Os candidatos nomeados tardiamente em relação a outros aprovados em posições posteriores à deles, por questões ocorridas no trâmite do concurso, têm direito à indenização referente às remunerações que não receberam no momento próprio (RESP 825037). No entanto, o STJ proferiu decisão sobre tema semelhante, mas com solução diferente: em caso de a nomeação ter sido adiada por ato administrativo posteriormente considerado ilegal e revogado, o aprovado no concurso não será indenizado (RESP 654275).
Nulidades x Lisura
É inquestionável a importância do respeito ao princípio da legalidade em concursos públicos. O STJ tem decisões nesse sentido. Uma delas é a que anulou concurso em que o classificado em primeiro lugar era parente de um dos membros da banca examinadora. Para o Tribunal, a participação de candidato consangüíneo de membro da banca impõe a anulação do certame que, desde o início, seria ilegal por causa desse acontecimento (RMS 24979).
A respeito do tema “anulação” de concurso público, no entanto, cabe ressaltar julgado da Corte no sentido de que, nos casos em que já efetivadas a nomeação e a posse dos aprovados, a determinação para anular o concurso somente pode ser proferida com a observância dos princípios legais do contraditório e da ampla defesa (RMS 17569).
Também com relação à banca examinadora, mas sobre outro tema, o STJ concluiu que o Poder Judiciário não pode substituir as funções da banca quanto aos critérios de correção e atribuição de notas a candidatos, quando eles são fixados de forma objetiva e imparcial. A Justiça deve limitar-se à verificação dos quesitos relativos à legalidade do edital e dos atos da comissão responsável pelo certame (RESP 772726 e RMS 19353).
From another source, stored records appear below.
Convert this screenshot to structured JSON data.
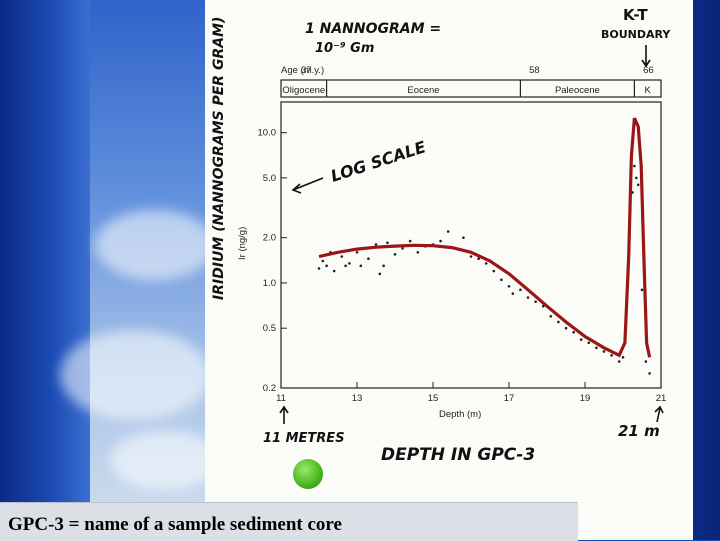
{
  "caption": "GPC-3 = name of a sample sediment core",
  "annotations": {
    "unit_note_line1": "1 NANNOGRAM =",
    "unit_note_line2": "10⁻⁹ Gm",
    "kt_line1": "K-T",
    "kt_line2": "BOUNDARY",
    "iridium_label": "IRIDIUM (NANNOGRAMS PER GRAM)",
    "log_scale": "LOG SCALE",
    "left_depth": "11 METRES",
    "right_depth": "21 m",
    "depth_title": "DEPTH IN GPC-3"
  },
  "chart_data": {
    "type": "scatter",
    "title": "",
    "xlabel": "Depth (m)",
    "ylabel": "Ir (ng/g)",
    "x_ticks": [
      "11",
      "13",
      "15",
      "17",
      "19",
      "21"
    ],
    "y_ticks": [
      "0.2",
      "0.5",
      "1.0",
      "2.0",
      "5.0",
      "10.0"
    ],
    "xlim": [
      11,
      21
    ],
    "ylim": [
      0.2,
      16
    ],
    "yscale": "log",
    "age_axis_label": "Age (m.y.)",
    "age_ticks": [
      {
        "label": "37",
        "depth": 11.3
      },
      {
        "label": "58",
        "depth": 17.3
      },
      {
        "label": "66",
        "depth": 20.3
      }
    ],
    "epochs": [
      {
        "name": "Oligocene",
        "from": 11,
        "to": 12.2
      },
      {
        "name": "Eocene",
        "from": 12.2,
        "to": 17.3
      },
      {
        "name": "Paleocene",
        "from": 17.3,
        "to": 20.3
      },
      {
        "name": "K",
        "from": 20.3,
        "to": 21
      }
    ],
    "points": [
      [
        12.0,
        1.25
      ],
      [
        12.1,
        1.4
      ],
      [
        12.2,
        1.3
      ],
      [
        12.3,
        1.6
      ],
      [
        12.4,
        1.2
      ],
      [
        12.6,
        1.5
      ],
      [
        12.7,
        1.3
      ],
      [
        12.8,
        1.35
      ],
      [
        13.0,
        1.6
      ],
      [
        13.1,
        1.3
      ],
      [
        13.2,
        1.7
      ],
      [
        13.3,
        1.45
      ],
      [
        13.5,
        1.8
      ],
      [
        13.6,
        1.15
      ],
      [
        13.7,
        1.3
      ],
      [
        13.8,
        1.85
      ],
      [
        14.0,
        1.55
      ],
      [
        14.2,
        1.7
      ],
      [
        14.4,
        1.9
      ],
      [
        14.6,
        1.6
      ],
      [
        14.8,
        1.75
      ],
      [
        15.0,
        1.8
      ],
      [
        15.2,
        1.9
      ],
      [
        15.4,
        2.2
      ],
      [
        15.6,
        1.7
      ],
      [
        15.8,
        2.0
      ],
      [
        16.0,
        1.5
      ],
      [
        16.2,
        1.45
      ],
      [
        16.4,
        1.35
      ],
      [
        16.6,
        1.2
      ],
      [
        16.8,
        1.05
      ],
      [
        17.0,
        0.95
      ],
      [
        17.1,
        0.85
      ],
      [
        17.3,
        0.9
      ],
      [
        17.5,
        0.8
      ],
      [
        17.7,
        0.75
      ],
      [
        17.9,
        0.7
      ],
      [
        18.1,
        0.6
      ],
      [
        18.3,
        0.55
      ],
      [
        18.5,
        0.5
      ],
      [
        18.7,
        0.47
      ],
      [
        18.9,
        0.42
      ],
      [
        19.1,
        0.4
      ],
      [
        19.3,
        0.37
      ],
      [
        19.5,
        0.35
      ],
      [
        19.7,
        0.33
      ],
      [
        19.9,
        0.3
      ],
      [
        20.0,
        0.32
      ],
      [
        20.15,
        1.5
      ],
      [
        20.25,
        4.0
      ],
      [
        20.3,
        6.0
      ],
      [
        20.35,
        5.0
      ],
      [
        20.4,
        4.5
      ],
      [
        20.5,
        0.9
      ],
      [
        20.6,
        0.3
      ],
      [
        20.7,
        0.25
      ]
    ],
    "fit_curve": [
      [
        12.0,
        1.5
      ],
      [
        12.5,
        1.6
      ],
      [
        13.0,
        1.68
      ],
      [
        13.5,
        1.73
      ],
      [
        14.0,
        1.76
      ],
      [
        14.5,
        1.78
      ],
      [
        15.0,
        1.77
      ],
      [
        15.5,
        1.72
      ],
      [
        16.0,
        1.6
      ],
      [
        16.5,
        1.4
      ],
      [
        17.0,
        1.15
      ],
      [
        17.5,
        0.9
      ],
      [
        18.0,
        0.7
      ],
      [
        18.5,
        0.55
      ],
      [
        19.0,
        0.44
      ],
      [
        19.5,
        0.37
      ],
      [
        19.9,
        0.33
      ],
      [
        20.05,
        0.4
      ],
      [
        20.15,
        1.5
      ],
      [
        20.22,
        7.0
      ],
      [
        20.3,
        12.5
      ],
      [
        20.4,
        11.0
      ],
      [
        20.48,
        6.0
      ],
      [
        20.56,
        1.2
      ],
      [
        20.62,
        0.4
      ],
      [
        20.7,
        0.32
      ]
    ],
    "colors": {
      "fit": "#9b1515",
      "points": "#222222",
      "frame": "#222222"
    }
  }
}
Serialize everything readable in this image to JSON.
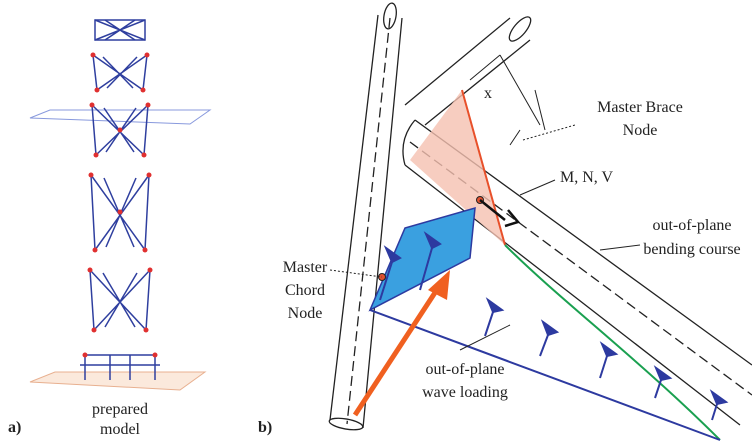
{
  "panel_a": {
    "label": "a)",
    "caption": [
      "prepared",
      "model"
    ]
  },
  "panel_b": {
    "label": "b)",
    "dimension": "x",
    "master_brace_node": [
      "Master Brace",
      "Node"
    ],
    "forces": "M, N, V",
    "bending_course": [
      "out-of-plane",
      "bending course"
    ],
    "master_chord_node": [
      "Master",
      "Chord",
      "Node"
    ],
    "wave_loading": [
      "out-of-plane",
      "wave loading"
    ]
  }
}
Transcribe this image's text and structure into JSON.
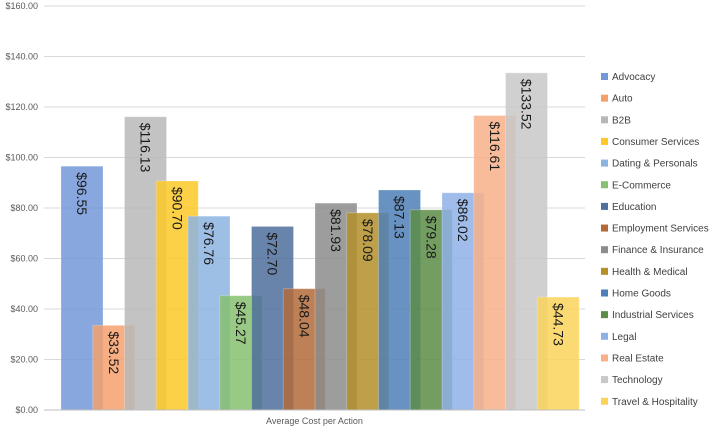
{
  "chart_data": {
    "type": "bar",
    "title": "",
    "xlabel": "Average Cost per Action",
    "ylabel": "",
    "ylim": [
      0,
      160
    ],
    "y_ticks": [
      "$0.00",
      "$20.00",
      "$40.00",
      "$60.00",
      "$80.00",
      "$100.00",
      "$120.00",
      "$140.00",
      "$160.00"
    ],
    "y_tick_values": [
      0,
      20,
      40,
      60,
      80,
      100,
      120,
      140,
      160
    ],
    "grid": true,
    "legend_position": "right",
    "categories": [
      "Average Cost per Action"
    ],
    "series": [
      {
        "name": "Advocacy",
        "values": [
          96.55
        ],
        "label": "$96.55",
        "color": "#7398d8"
      },
      {
        "name": "Auto",
        "values": [
          33.52
        ],
        "label": "$33.52",
        "color": "#f4a06c"
      },
      {
        "name": "B2B",
        "values": [
          116.13
        ],
        "label": "$116.13",
        "color": "#b8b8b8"
      },
      {
        "name": "Consumer Services",
        "values": [
          90.7
        ],
        "label": "$90.70",
        "color": "#fcc927"
      },
      {
        "name": "Dating & Personals",
        "values": [
          76.76
        ],
        "label": "$76.76",
        "color": "#8cb4e0"
      },
      {
        "name": "E-Commerce",
        "values": [
          45.27
        ],
        "label": "$45.27",
        "color": "#86c070"
      },
      {
        "name": "Education",
        "values": [
          72.7
        ],
        "label": "$72.70",
        "color": "#4e6f9c"
      },
      {
        "name": "Employment Services",
        "values": [
          48.04
        ],
        "label": "$48.04",
        "color": "#b26a3a"
      },
      {
        "name": "Finance & Insurance",
        "values": [
          81.93
        ],
        "label": "$81.93",
        "color": "#8c8c8c"
      },
      {
        "name": "Health & Medical",
        "values": [
          78.09
        ],
        "label": "$78.09",
        "color": "#b48f2a"
      },
      {
        "name": "Home Goods",
        "values": [
          87.13
        ],
        "label": "$87.13",
        "color": "#4e7fb6"
      },
      {
        "name": "Industrial Services",
        "values": [
          79.28
        ],
        "label": "$79.28",
        "color": "#5c8c45"
      },
      {
        "name": "Legal",
        "values": [
          86.02
        ],
        "label": "$86.02",
        "color": "#8fb0e6"
      },
      {
        "name": "Real Estate",
        "values": [
          116.61
        ],
        "label": "$116.61",
        "color": "#f7b088"
      },
      {
        "name": "Technology",
        "values": [
          133.52
        ],
        "label": "$133.52",
        "color": "#c8c8c8"
      },
      {
        "name": "Travel & Hospitality",
        "values": [
          44.73
        ],
        "label": "$44.73",
        "color": "#fcd35a"
      }
    ]
  }
}
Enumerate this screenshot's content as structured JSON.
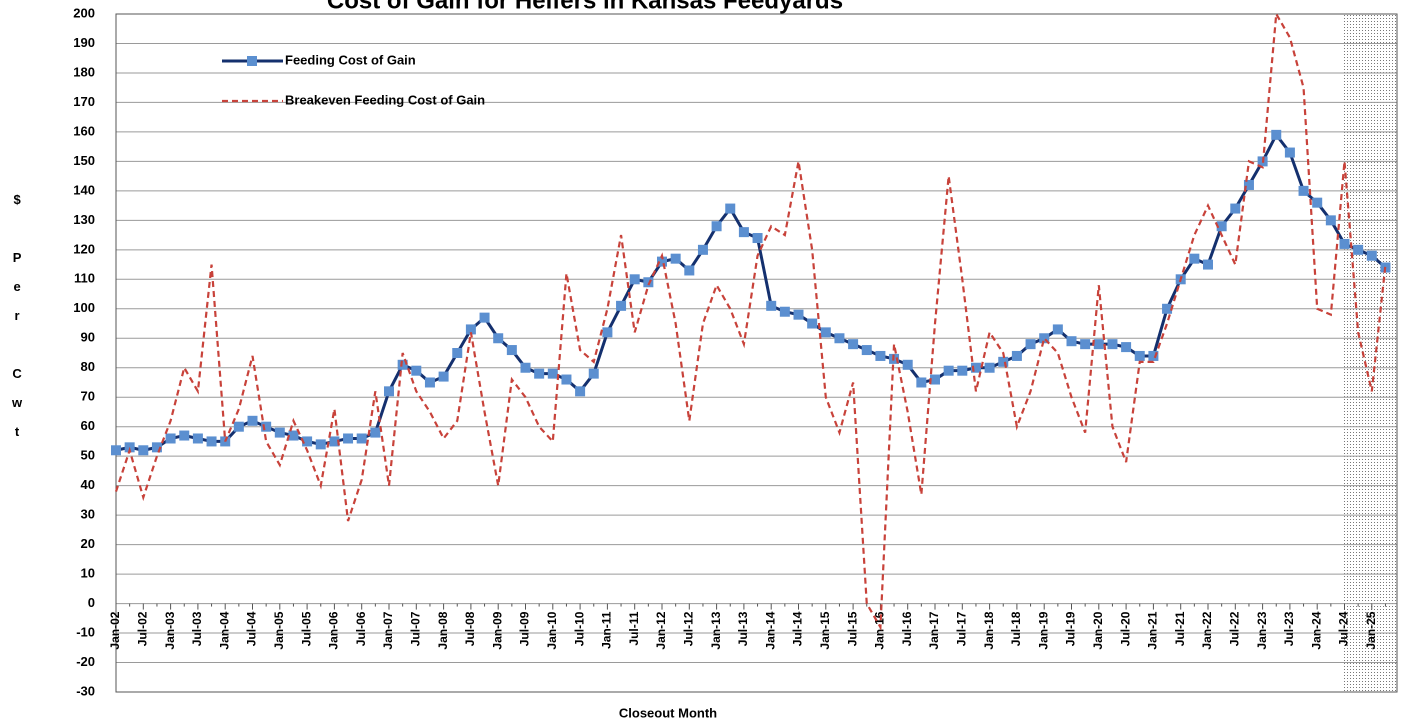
{
  "chart_data": {
    "type": "line",
    "title": "Cost of Gain for Heifers in Kansas Feedyards",
    "x_label": "Closeout Month",
    "y_label": "$ Per Cwt",
    "categories": [
      "Jan-02",
      null,
      "Jul-02",
      null,
      "Jan-03",
      null,
      "Jul-03",
      null,
      "Jan-04",
      null,
      "Jul-04",
      null,
      "Jan-05",
      null,
      "Jul-05",
      null,
      "Jan-06",
      null,
      "Jul-06",
      null,
      "Jan-07",
      null,
      "Jul-07",
      null,
      "Jan-08",
      null,
      "Jul-08",
      null,
      "Jan-09",
      null,
      "Jul-09",
      null,
      "Jan-10",
      null,
      "Jul-10",
      null,
      "Jan-11",
      null,
      "Jul-11",
      null,
      "Jan-12",
      null,
      "Jul-12",
      null,
      "Jan-13",
      null,
      "Jul-13",
      null,
      "Jan-14",
      null,
      "Jul-14",
      null,
      "Jan-15",
      null,
      "Jul-15",
      null,
      "Jan-16",
      null,
      "Jul-16",
      null,
      "Jan-17",
      null,
      "Jul-17",
      null,
      "Jan-18",
      null,
      "Jul-18",
      null,
      "Jan-19",
      null,
      "Jul-19",
      null,
      "Jan-20",
      null,
      "Jul-20",
      null,
      "Jan-21",
      null,
      "Jul-21",
      null,
      "Jan-22",
      null,
      "Jul-22",
      null,
      "Jan-23",
      null,
      "Jul-23",
      null,
      "Jan-24",
      null,
      "Jul-24",
      null,
      "Jan-25",
      null
    ],
    "series": [
      {
        "name": "Feeding Cost of Gain",
        "color": "#14306e",
        "marker_color": "#5b8fd0",
        "dashed": false,
        "values": [
          52,
          53,
          52,
          53,
          56,
          57,
          56,
          55,
          55,
          60,
          62,
          60,
          58,
          57,
          55,
          54,
          55,
          56,
          56,
          58,
          72,
          81,
          79,
          75,
          77,
          85,
          93,
          97,
          90,
          86,
          80,
          78,
          78,
          76,
          72,
          78,
          92,
          101,
          110,
          109,
          116,
          117,
          113,
          120,
          128,
          134,
          126,
          124,
          101,
          99,
          98,
          95,
          92,
          90,
          88,
          86,
          84,
          83,
          81,
          75,
          76,
          79,
          79,
          80,
          80,
          82,
          84,
          88,
          90,
          93,
          89,
          88,
          88,
          88,
          87,
          84,
          84,
          100,
          110,
          117,
          115,
          128,
          134,
          142,
          150,
          159,
          153,
          140,
          136,
          130,
          122,
          120,
          118,
          114
        ]
      },
      {
        "name": "Breakeven Feeding Cost of Gain",
        "color": "#c8423a",
        "dashed": true,
        "values": [
          38,
          52,
          36,
          50,
          62,
          80,
          72,
          115,
          55,
          66,
          84,
          55,
          47,
          62,
          52,
          40,
          66,
          28,
          42,
          72,
          40,
          85,
          72,
          65,
          56,
          62,
          92,
          65,
          40,
          76,
          70,
          60,
          55,
          112,
          86,
          82,
          100,
          125,
          92,
          108,
          118,
          95,
          62,
          95,
          108,
          100,
          88,
          118,
          128,
          125,
          150,
          120,
          70,
          58,
          75,
          0,
          -8,
          88,
          65,
          37,
          95,
          145,
          110,
          72,
          92,
          85,
          60,
          72,
          90,
          85,
          70,
          58,
          108,
          60,
          48,
          82,
          82,
          95,
          110,
          125,
          135,
          125,
          115,
          150,
          148,
          200,
          192,
          175,
          100,
          98,
          150,
          92,
          72,
          115
        ]
      }
    ],
    "ylim": [
      -30,
      200
    ],
    "yticks": [
      -30,
      -20,
      -10,
      0,
      10,
      20,
      30,
      40,
      50,
      60,
      70,
      80,
      90,
      100,
      110,
      120,
      130,
      140,
      150,
      160,
      170,
      180,
      190,
      200
    ],
    "grid": true,
    "legend": "upper left"
  }
}
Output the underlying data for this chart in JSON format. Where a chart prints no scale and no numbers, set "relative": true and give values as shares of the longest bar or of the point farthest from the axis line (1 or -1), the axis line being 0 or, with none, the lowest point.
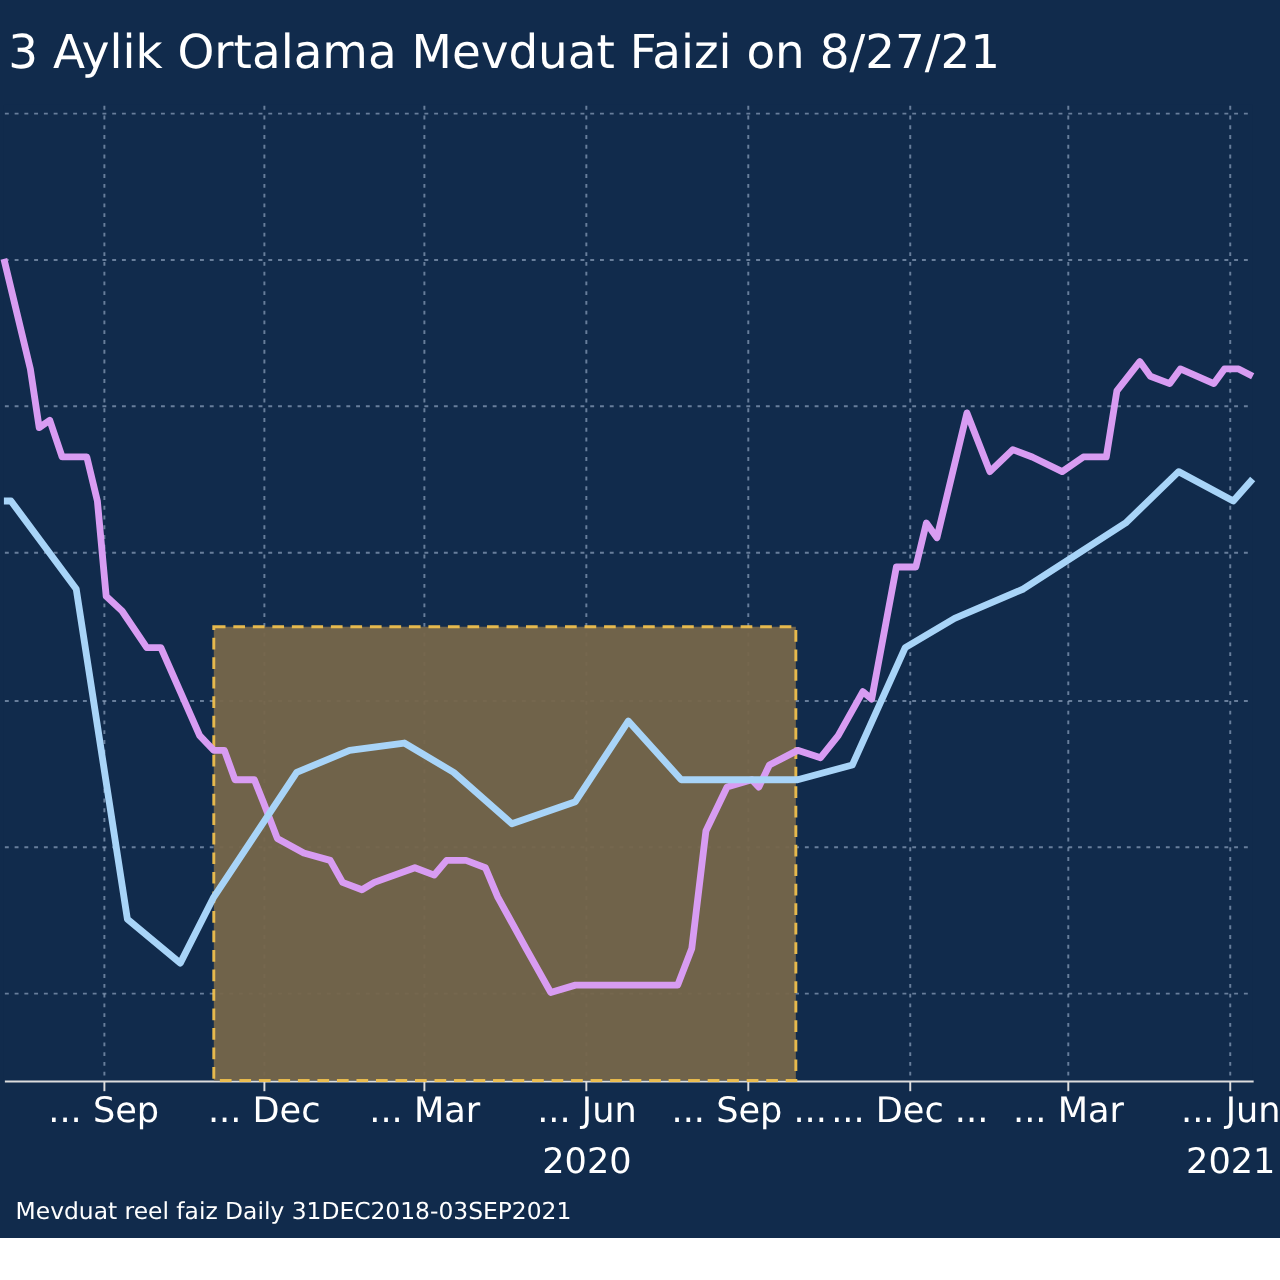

As diversas decisões do STJ proferidas sobre o tema geral “concurso público” são mais uma prova da atenção da Corte às necessidades de justiça dos cidadãos comuns. Em sua maioria, os concurseiros pleiteiam, quando enfrentam as exigências e as difíceis provas de concursos públicos, melhores condições de vida. E o STJ não é indiferente a isso – o Tribunal da Cidadania está atento para garantir a legalidade e a isonomia nos concursos – para que realmente todos tenham seus direitos assegurados de forma igualitária, como determina a lei máxima – a Constituição Federal.